Они совершенно точно выйдут на нее. Рано или поздно. Особого ума не надо, чтобы сложить два и два. Не те, так другие, но выйдут. И ее жизнь, никогда не ценившаяся особенно дорого, перестанет что-то стоить вообще. Ее сотрут, как ненужный файл. Прихлопнут, как комара, и разотрут. О ней и вспомнить будет некому, потому что у нее никого нет. У Тани было полно знакомых, а никто и не вспомнил, хотя ее нет уже две недели. Можно только догадываться, что с ней и где она. Но не очень хотелось, потому что сразу пропадал сон и аппетит.
Она взяла ложку и осторожно тронула ею поверхность остывающего супа. Еще каких-то три недели назад эта тарелка опустела бы за минуту. Она привыкла быстро есть – в детском доме приучили. Сейчас же кусок в горло не лез.
– Маша, ты чего застыла? – толкнули ее в плечо.
Она повернулась. Сзади стоял Игорек – охранник по этажу – и загадочно лыбился.
– Суп не нравится? – поинтересовался он, наклоняясь к самому уху.
– Нормальный суп.
Она не сделала попытки отодвинуться, хотя близость Игоря была ей неприятна. С первого дня их появления на этаже он приставал к ним – к ней и Тане. Считал своим долгом навязываться в провожатые, называя это опекой. Хорошо, хоть руки не распускал. Пока…
– Вы, детдомовские, наивные. Обмануть любой может. Мне велено за вами приглядывать.
Врал или нет, неизвестно.
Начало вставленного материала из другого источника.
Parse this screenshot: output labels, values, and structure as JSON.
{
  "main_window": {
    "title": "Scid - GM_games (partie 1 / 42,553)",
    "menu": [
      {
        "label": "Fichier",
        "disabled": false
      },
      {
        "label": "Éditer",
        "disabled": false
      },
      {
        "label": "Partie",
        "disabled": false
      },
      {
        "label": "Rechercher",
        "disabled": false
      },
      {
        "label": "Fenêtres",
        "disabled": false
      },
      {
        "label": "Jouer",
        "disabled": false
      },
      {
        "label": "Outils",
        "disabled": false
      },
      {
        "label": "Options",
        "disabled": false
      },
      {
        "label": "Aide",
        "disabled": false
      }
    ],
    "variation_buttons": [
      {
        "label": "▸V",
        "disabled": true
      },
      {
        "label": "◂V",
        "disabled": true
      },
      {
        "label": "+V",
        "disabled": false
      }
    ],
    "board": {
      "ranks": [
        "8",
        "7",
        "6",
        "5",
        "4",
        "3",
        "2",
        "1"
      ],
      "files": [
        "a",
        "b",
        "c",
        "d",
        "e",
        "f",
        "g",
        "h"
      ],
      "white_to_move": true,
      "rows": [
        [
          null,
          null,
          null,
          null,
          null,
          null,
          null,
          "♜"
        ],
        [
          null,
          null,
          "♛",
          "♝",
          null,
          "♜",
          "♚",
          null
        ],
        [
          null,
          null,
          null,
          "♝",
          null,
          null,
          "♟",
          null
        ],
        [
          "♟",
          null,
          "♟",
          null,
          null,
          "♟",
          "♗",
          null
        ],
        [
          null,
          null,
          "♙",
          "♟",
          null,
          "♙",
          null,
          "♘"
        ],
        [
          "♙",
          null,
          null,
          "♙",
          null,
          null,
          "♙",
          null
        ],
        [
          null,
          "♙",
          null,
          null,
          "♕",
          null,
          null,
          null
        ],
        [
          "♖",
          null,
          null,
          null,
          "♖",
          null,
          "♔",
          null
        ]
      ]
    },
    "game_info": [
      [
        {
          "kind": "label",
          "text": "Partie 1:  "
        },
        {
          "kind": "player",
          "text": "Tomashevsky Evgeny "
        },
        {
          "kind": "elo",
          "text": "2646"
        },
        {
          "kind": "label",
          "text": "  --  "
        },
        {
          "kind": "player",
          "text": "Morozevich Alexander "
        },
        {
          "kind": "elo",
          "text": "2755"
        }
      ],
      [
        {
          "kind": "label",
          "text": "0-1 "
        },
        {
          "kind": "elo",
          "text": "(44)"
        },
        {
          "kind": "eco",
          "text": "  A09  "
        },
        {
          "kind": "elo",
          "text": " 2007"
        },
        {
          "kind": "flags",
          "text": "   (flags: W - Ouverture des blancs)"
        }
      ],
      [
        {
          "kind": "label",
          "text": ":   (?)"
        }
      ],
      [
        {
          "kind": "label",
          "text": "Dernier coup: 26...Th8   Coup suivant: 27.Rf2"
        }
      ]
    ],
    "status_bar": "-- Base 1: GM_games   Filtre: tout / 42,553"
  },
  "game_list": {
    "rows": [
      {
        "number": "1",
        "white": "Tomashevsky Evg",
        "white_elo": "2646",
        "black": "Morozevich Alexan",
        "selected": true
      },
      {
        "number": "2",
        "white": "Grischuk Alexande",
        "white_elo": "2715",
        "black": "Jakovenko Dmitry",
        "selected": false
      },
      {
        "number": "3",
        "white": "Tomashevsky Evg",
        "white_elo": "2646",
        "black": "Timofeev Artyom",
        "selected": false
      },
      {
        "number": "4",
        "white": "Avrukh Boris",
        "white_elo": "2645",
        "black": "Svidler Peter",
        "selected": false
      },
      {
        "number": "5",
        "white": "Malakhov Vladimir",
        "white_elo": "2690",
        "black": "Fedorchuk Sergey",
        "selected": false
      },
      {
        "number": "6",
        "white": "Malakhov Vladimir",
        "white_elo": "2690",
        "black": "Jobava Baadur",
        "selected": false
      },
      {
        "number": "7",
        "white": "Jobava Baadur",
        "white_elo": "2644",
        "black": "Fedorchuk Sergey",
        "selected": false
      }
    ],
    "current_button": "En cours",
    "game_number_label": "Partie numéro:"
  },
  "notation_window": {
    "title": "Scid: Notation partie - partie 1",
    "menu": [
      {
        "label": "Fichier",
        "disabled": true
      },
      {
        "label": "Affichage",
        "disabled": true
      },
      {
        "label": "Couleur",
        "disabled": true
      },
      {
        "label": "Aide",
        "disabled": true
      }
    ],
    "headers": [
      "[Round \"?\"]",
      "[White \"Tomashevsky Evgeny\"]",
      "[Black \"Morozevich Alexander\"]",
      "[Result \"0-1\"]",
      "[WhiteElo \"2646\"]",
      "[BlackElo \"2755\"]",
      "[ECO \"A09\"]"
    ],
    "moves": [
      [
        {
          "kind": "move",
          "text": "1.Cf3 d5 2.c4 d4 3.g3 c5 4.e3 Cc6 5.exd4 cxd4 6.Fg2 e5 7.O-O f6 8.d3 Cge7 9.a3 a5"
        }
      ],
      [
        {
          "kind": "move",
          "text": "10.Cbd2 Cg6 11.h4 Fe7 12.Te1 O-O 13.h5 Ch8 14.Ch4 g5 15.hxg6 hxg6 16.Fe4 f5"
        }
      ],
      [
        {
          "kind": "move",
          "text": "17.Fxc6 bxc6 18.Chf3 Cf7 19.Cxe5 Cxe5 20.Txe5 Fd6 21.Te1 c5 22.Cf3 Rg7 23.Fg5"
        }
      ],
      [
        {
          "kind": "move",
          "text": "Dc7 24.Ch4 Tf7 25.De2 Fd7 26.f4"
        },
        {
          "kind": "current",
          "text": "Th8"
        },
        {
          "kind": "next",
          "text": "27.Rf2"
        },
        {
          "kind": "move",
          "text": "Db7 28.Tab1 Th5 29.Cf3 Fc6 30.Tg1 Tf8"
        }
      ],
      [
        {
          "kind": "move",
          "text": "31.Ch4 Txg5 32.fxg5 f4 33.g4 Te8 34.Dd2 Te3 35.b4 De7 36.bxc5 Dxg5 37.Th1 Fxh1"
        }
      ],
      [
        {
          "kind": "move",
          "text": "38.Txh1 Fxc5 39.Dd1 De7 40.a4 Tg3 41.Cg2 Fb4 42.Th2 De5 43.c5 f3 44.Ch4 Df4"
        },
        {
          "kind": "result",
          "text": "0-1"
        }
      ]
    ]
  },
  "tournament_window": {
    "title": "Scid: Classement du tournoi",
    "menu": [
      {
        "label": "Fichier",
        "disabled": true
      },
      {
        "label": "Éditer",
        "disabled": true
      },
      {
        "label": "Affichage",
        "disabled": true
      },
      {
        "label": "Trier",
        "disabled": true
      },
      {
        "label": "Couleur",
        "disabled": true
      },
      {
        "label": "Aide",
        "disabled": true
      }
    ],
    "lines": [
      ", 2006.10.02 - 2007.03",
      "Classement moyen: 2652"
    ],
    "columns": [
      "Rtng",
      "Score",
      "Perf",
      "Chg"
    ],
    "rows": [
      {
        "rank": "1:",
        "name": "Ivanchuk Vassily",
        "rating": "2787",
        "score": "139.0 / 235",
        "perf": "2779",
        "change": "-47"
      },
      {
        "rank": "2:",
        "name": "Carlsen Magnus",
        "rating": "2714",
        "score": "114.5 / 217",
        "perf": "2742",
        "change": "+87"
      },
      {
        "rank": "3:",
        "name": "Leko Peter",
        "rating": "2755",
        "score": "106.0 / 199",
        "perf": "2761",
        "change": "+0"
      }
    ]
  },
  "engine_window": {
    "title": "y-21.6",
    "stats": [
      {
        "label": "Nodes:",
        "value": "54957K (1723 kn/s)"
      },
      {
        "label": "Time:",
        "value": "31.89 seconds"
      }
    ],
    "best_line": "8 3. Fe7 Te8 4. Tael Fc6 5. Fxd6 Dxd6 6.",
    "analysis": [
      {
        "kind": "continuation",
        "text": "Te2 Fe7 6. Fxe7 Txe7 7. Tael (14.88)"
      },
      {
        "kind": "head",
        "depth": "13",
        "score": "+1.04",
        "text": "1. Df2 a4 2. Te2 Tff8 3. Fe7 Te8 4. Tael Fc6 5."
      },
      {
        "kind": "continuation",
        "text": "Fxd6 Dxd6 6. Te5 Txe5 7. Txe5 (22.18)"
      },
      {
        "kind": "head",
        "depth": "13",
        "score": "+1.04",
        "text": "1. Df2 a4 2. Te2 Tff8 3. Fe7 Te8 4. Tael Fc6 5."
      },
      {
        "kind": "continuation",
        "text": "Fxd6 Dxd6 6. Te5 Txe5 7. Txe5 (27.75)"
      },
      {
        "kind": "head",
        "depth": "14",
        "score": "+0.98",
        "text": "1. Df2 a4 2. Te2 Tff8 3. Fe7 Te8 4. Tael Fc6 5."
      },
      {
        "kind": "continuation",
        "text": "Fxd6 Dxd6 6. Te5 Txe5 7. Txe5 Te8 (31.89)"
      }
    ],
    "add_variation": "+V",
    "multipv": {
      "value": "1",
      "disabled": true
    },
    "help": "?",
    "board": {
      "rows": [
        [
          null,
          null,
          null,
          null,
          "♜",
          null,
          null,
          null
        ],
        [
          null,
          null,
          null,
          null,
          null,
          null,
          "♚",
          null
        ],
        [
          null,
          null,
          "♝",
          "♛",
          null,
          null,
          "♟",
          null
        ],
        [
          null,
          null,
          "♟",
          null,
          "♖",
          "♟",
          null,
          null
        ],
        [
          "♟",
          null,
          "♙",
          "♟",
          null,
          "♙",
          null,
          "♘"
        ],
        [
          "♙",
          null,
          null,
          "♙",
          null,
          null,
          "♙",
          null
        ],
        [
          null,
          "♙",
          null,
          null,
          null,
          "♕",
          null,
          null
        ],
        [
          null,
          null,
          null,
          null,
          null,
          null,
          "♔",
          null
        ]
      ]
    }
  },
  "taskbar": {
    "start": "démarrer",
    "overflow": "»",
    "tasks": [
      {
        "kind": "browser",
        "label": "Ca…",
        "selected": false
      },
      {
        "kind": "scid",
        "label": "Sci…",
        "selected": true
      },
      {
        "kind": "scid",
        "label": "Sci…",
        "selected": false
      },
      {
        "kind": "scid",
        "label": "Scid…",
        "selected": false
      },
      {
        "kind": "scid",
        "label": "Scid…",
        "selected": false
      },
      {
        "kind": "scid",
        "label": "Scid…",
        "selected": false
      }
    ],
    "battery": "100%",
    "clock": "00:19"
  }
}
Но замечаний ему никто не делал, когда он отирался возле гардеробной, хотя должен был ходить по всему этажу и следить за порядком.
– «Нормальный суп», – передразнил ее Игорек, придвинувшись настолько, что его подбородок улегся ей на плечо. – Чего тогда киснешь? Перерыв заканчивается. Заболела, что ли?
Мысль показалась ей удачной.
– Да. Наверное. – Она потрогала лоб ладонью и болезненно поморщилась. – Температура, что ли? Не пойму.
– Чего это вы с Танькой на пару взялись болеть?
Игорек отлип от ее спины, обошел столик и уселся напротив. Взгляд, которым он исследовал ее лицо, был липким и опасным.
– Кстати, чего это она на звонки не отвечает? Ей старший звонил, хотел узнать, когда она на работу выйдет, а телефон вне зоны.
– Сама в шоке. – Маша подняла на него честный взгляд. – Она мне пять тысяч торчит и слилась, по ходу.
– Серьезно? – сразу поверил Игорек и досадливо сморщил мало симпатичное лицо. – Ну, тогда все ясно!
– Что ясно?
– Выпросила аванс и пропала. И у тебя заняла. У меня, к слову, тоже.
Низкий лоб Игорька, наверное, пошел глубокими морщинами – под челкой было не видно. Но он очень смешно сдвинул брови, а когда люди так делают, лоб морщится. Это были ее личные наблюдения.
– Слушай, Машка, может, она просто сбежала, а ни хрена не заболела?
Это было бы лучшим вариантом, только вряд ли могло быть правдой. Таня не могла сбежать просто так. Здесь у нее была работа, за которую неплохо платили. В городе – квартира, своя собственная, выданная ей государством, как круглой сироте. Таня квартиру свою любила, стерегла от посторонних. В гости никого не звала, даже Машу.
– Это мое личное пространство, – любила говорить Таня. – Все мое, включая цветочки на обоях. И посторонним там делать нечего.
Чтобы она бросила все, о чем мечтала долгие годы сиротства, и сбежала? Вряд ли. Но в это хотелось верить.
– Может, и сбежала, – произнесла она, глянув на Игоря с неожиданно появившейся надеждой. – Она могла быть такой, знаешь, безголовой.
– Вот вы – детдомовские – все такие. Приручаешь вас, приручаешь, а вы все в лес смотрите, – произнес Игорек с сожалением и поднялся со стула, взглянув на нее строго. – Доедай свой суп и за стойку. Мария Яковлевна тебя вечно подменять не будет…
Марии Яковлевне придется ее подменять уже завтра, целый день, потому что завтра у Маши законный выходной. И если эта старая ворчливая карга не согласится, пусть ищут, кого хотят. У нее на завтра свои планы.
Мария Яковлевна неожиданно согласилась и даже напросилась к ней в напарницы.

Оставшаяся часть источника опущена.